Walking back to Africa: Story of Slave Rebellion

Special Report

To most people, the best-known slave rebellion is that which occurred under the leadership of the ex-slave Toussaint L'Ouverture on the island of St Domingo between 1791 and 1804. That revolt became a revolution and secured the island’s independence from France. But there were numerous other acts of slave rebellion and slave resistance all across the Americas and beyond.

One of the most dramatic was, the Igbo slave rebellion of 1803 that occurred in the American State of Georgia, on St Simons Island at Dunbar Creek. About 75 Igbo captives, raided from modern day Nigeria were involved. Chained as a matter of course, the Igbos were transported on the slave ship Wanderer. When the ship arrived in Savannah, Georgia, the chained slaves were reloaded and packed under the deck of a smaller vessel, that would take them to St Simons where they would be resold at great profit.

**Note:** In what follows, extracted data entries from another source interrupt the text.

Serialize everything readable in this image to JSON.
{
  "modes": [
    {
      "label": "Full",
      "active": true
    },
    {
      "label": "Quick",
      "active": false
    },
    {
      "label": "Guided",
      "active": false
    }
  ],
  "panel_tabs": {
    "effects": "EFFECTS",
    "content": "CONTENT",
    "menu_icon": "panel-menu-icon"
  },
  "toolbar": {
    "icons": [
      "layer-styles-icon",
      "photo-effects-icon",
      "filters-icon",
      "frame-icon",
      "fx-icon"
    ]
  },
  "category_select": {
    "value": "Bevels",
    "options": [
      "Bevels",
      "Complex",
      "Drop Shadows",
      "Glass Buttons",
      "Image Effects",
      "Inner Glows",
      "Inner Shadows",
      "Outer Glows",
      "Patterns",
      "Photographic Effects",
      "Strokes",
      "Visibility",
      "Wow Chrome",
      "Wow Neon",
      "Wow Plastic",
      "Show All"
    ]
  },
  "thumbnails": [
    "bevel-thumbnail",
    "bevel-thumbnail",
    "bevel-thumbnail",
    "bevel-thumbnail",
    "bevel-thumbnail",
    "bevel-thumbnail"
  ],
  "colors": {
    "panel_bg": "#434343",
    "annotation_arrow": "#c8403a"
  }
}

Packed like sardines, abused, exhausted and homesick, the Igbos contemplated their fate. It was a fate worse than death. They took matters into their own hands, rose in rebellion, cast away their chains, and overpowered their captors. They became masters of their own fate.

Led by their chief, the Igbos marched ashore, singing, celebrating a victory that though transient, was real. At their chief’s command and fully aware of their action, the Igbos walked into the waters of the Dunbar Creek, and drowned themselves.

A white overseer on a nearby plantation witnessed what happened. His name was Roswell King and he became the first person to record the incident. He and another man identified as Captain Patterson later recovered thirteen bodies. The others remained missing. Some are believed to have survived the mass suicide.

For centuries, uncomprehending historians have cast doubt on the event, suggesting the entire incident was mere folklore. But a post-1980 research verified the accounts Roswell King and others provided at the time. Using “modern scientific techniques to reconstruct the episode and confirm the factual basis of the longstanding oral accounts”.

In September 2012 the St. Simons African American community designated the site of the Igbo landing, holy ground. For coastal Georgia schools, Igbo Landing is now part of the curriculum.

Floyd White, an elderly African-American interviewed by the Federal Writers Project in the 1930s, said of the Igbo landing: “That was the place they brought the Ibos over in a slave ship. And when they [Igbos] get here, they did not like it. And so, they all start singing and they marched right down in the river to get back to Africa. But they weren’t able to get there. They got drowned”.